Senior social work officers still feel stretched. "We are the ones left holding the baby - and the granny too," said Ms Docherty.

Ms Marshall's findings were given a warm welcome by the ADSW. "We share the commissioner's concerns about this most vulnerable group of young people," said Ms Docherty. "In general, local authorities do not set deadlines for moving on and most actively seek to support young people until they are ready to live independently. However, the most difficult and needy often leave the system too early.

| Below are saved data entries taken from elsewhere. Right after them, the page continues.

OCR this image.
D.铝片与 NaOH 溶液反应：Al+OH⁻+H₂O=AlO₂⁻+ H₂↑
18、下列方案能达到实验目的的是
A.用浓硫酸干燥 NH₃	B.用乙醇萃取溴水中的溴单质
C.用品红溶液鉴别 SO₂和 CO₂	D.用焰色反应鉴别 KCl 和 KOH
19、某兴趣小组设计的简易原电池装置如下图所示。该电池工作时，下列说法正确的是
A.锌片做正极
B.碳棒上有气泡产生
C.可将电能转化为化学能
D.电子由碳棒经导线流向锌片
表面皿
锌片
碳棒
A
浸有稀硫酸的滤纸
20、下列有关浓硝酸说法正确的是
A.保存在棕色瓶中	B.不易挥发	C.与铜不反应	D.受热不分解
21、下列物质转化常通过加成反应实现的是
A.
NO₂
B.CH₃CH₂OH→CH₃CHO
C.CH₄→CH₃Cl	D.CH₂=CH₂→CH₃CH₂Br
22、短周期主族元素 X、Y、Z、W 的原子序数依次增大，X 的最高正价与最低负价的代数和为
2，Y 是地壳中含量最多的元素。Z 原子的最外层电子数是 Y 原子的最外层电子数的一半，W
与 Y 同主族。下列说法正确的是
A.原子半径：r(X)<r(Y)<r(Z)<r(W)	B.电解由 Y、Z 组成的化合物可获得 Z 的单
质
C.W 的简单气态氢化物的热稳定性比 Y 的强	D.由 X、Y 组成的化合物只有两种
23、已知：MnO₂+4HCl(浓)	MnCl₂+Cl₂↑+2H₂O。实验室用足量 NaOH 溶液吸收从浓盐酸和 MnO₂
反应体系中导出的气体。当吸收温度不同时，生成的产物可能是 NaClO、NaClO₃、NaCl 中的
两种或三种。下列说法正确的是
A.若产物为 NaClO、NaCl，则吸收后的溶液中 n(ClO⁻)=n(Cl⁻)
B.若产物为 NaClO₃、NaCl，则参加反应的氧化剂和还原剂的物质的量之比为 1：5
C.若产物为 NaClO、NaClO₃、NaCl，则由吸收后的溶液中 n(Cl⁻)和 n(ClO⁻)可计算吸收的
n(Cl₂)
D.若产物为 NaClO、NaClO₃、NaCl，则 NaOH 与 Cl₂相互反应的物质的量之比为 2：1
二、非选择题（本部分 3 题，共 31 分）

"This report is clear: young people leaving the care system require corporate parenting' - support from not just social work but also education, housing and health if they are to overtake the disadvantage they have experienced. We need a long-term commitment to supporting young people with complex problems that is backed and funded by the Scottish Government."

Ms Marshall did find areas of good practice - although too often, she said, this was as a result of committed individuals. Some councils, for example, were able to find a way back to children's homes for youngsters who had struggled in the outside world. Some voluntary organisations, such as Quarriers and Barnardo's, step in to help with the transition. Services, however, are by no means universal.

"It's a postcode lottery," said Heather Gray, director of Who Cares?, the charity that represents the rights of children in care. "Things really vary from area to area. We need to get better at sharing some of the exceptionally good practice there is out there."